Three perspectives reveal the harsh environments and dangers awaiting women in Van Diemen’s Land, the name for Tasmania at the time. Evangeline, a governess, was seduced by her employer’s son and accused of stealing. She discovers her pregnancy in Newgate prison and is sentenced for transport to the penal colony. Hazel, a skilled midwife, was sentenced to seven years’ transport for stealing a silver spoon. The third point of view belongs to Mathinna, an orphan daughter of the Lowreenne tribe of Aborigines who has been adopted by the new governor of Van Diemen’s Land.
Kline brings these characters so vividly to life that I wanted to meet them, they seemed so real.

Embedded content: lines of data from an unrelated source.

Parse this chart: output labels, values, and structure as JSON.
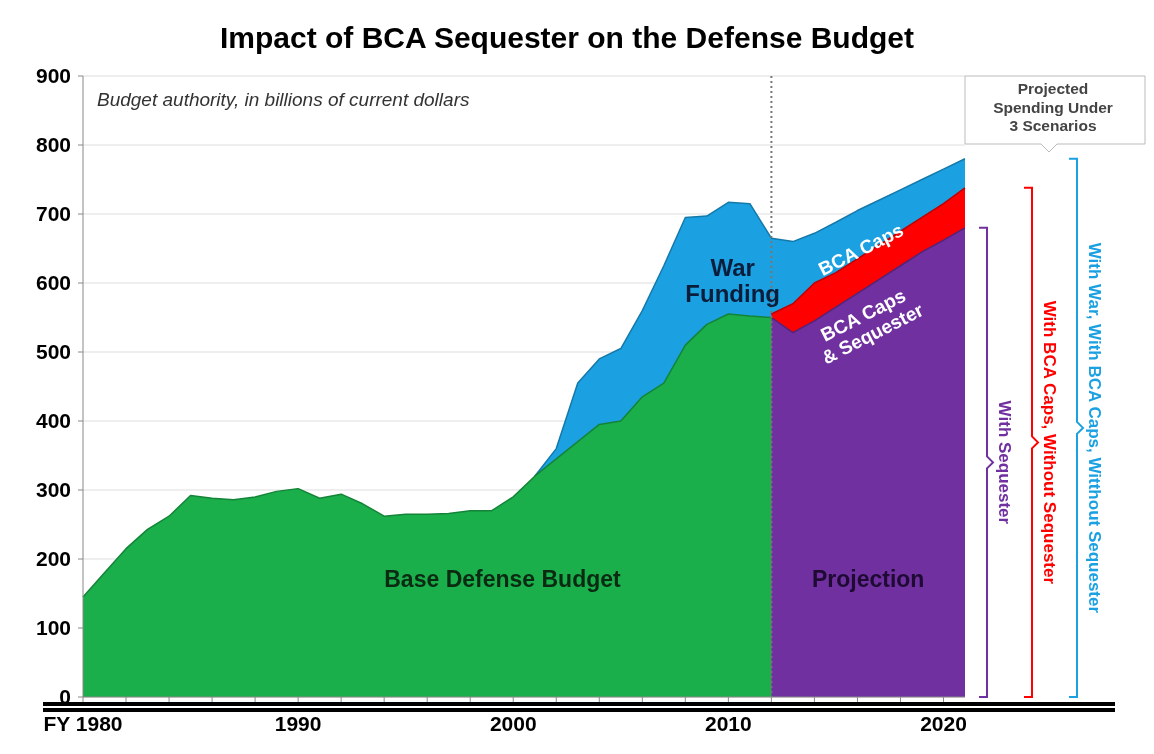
{
  "chart_data": {
    "type": "area",
    "title": "Impact of BCA Sequester on the Defense Budget",
    "subtitle": "Budget authority, in billions of current dollars",
    "series": [
      {
        "name": "War Funding",
        "color": "#1ba1e2",
        "x": [
          2001,
          2002,
          2003,
          2004,
          2005,
          2006,
          2007,
          2008,
          2009,
          2010,
          2011,
          2012,
          2013,
          2014,
          2015,
          2016,
          2017,
          2018,
          2019,
          2020,
          2021
        ],
        "values": [
          320,
          360,
          455,
          490,
          505,
          560,
          625,
          695,
          697,
          717,
          715,
          665,
          660,
          672,
          688,
          705,
          720,
          735,
          750,
          765,
          780
        ]
      },
      {
        "name": "BCA Caps",
        "color": "#ff0000",
        "x": [
          2012,
          2013,
          2014,
          2015,
          2016,
          2017,
          2018,
          2019,
          2020,
          2021
        ],
        "values": [
          555,
          570,
          600,
          615,
          635,
          655,
          675,
          695,
          715,
          738
        ]
      },
      {
        "name": "BCA Caps & Sequester",
        "color": "#7030a0",
        "x": [
          2012,
          2013,
          2014,
          2015,
          2016,
          2017,
          2018,
          2019,
          2020,
          2021
        ],
        "values": [
          550,
          528,
          545,
          565,
          585,
          605,
          625,
          645,
          662,
          680
        ]
      },
      {
        "name": "Base Defense Budget",
        "color": "#1aaf4b",
        "x": [
          1980,
          1981,
          1982,
          1983,
          1984,
          1985,
          1986,
          1987,
          1988,
          1989,
          1990,
          1991,
          1992,
          1993,
          1994,
          1995,
          1996,
          1997,
          1998,
          1999,
          2000,
          2001,
          2002,
          2003,
          2004,
          2005,
          2006,
          2007,
          2008,
          2009,
          2010,
          2011,
          2012
        ],
        "values": [
          145,
          180,
          215,
          243,
          262,
          292,
          288,
          286,
          290,
          298,
          302,
          288,
          294,
          280,
          262,
          265,
          265,
          266,
          270,
          270,
          290,
          320,
          345,
          370,
          395,
          400,
          435,
          455,
          510,
          540,
          555,
          552,
          550
        ]
      }
    ],
    "xlim": [
      1980,
      2021
    ],
    "xticks": [
      {
        "value": 1980,
        "label": "FY 1980"
      },
      {
        "value": 1982,
        "label": null
      },
      {
        "value": 1984,
        "label": null
      },
      {
        "value": 1986,
        "label": null
      },
      {
        "value": 1988,
        "label": null
      },
      1990,
      {
        "value": 1992,
        "label": null
      },
      {
        "value": 1994,
        "label": null
      },
      {
        "value": 1996,
        "label": null
      },
      {
        "value": 1998,
        "label": null
      },
      2000,
      {
        "value": 2002,
        "label": null
      },
      {
        "value": 2004,
        "label": null
      },
      {
        "value": 2006,
        "label": null
      },
      {
        "value": 2008,
        "label": null
      },
      2010,
      {
        "value": 2012,
        "label": null
      },
      {
        "value": 2014,
        "label": null
      },
      {
        "value": 2016,
        "label": null
      },
      {
        "value": 2018,
        "label": null
      },
      2020
    ],
    "ylim": [
      0,
      900
    ],
    "yticks": [
      0,
      100,
      200,
      300,
      400,
      500,
      600,
      700,
      800,
      900
    ],
    "grid": "y",
    "ref_lines": [
      {
        "axis": "x",
        "value": 2012,
        "line_style": "dotted",
        "color": "#777777"
      }
    ],
    "annotations": [
      "Projection",
      "Projected Spending Under 3 Scenarios",
      "With Sequester",
      "With BCA Caps, Without  Sequester",
      "With War, With BCA Caps, Witthout Sequester"
    ]
  }
}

I was fascinated by the juxtaposition of the women’s perspectives and their tenacity in the face of adversity. The violence toward and oppression of female convicts in England during the nineteenth century is reflected in the trials of each of the women featured in The Exiles. I had heard about the penal colonies of Australia, but I did not realize that around 25,000 women were sent there. To ensure historical accuracy, Kline vetted her novel with two professors, one descended from Australian convicts and one of Aboriginal descent.
In The Exiles, Kline highlights the history of ordinary people, those “who have historically been on the fringes of society, whose stories have been unnoticed or obscured.” Kline draws a contrast to the restrictive, classism of Victorian England and the freedom available to women convicts if they could survive the voyage, imprisonment and punishments in Tasmania. I thoroughly relished Kline’s meticulous research and inspiring characters.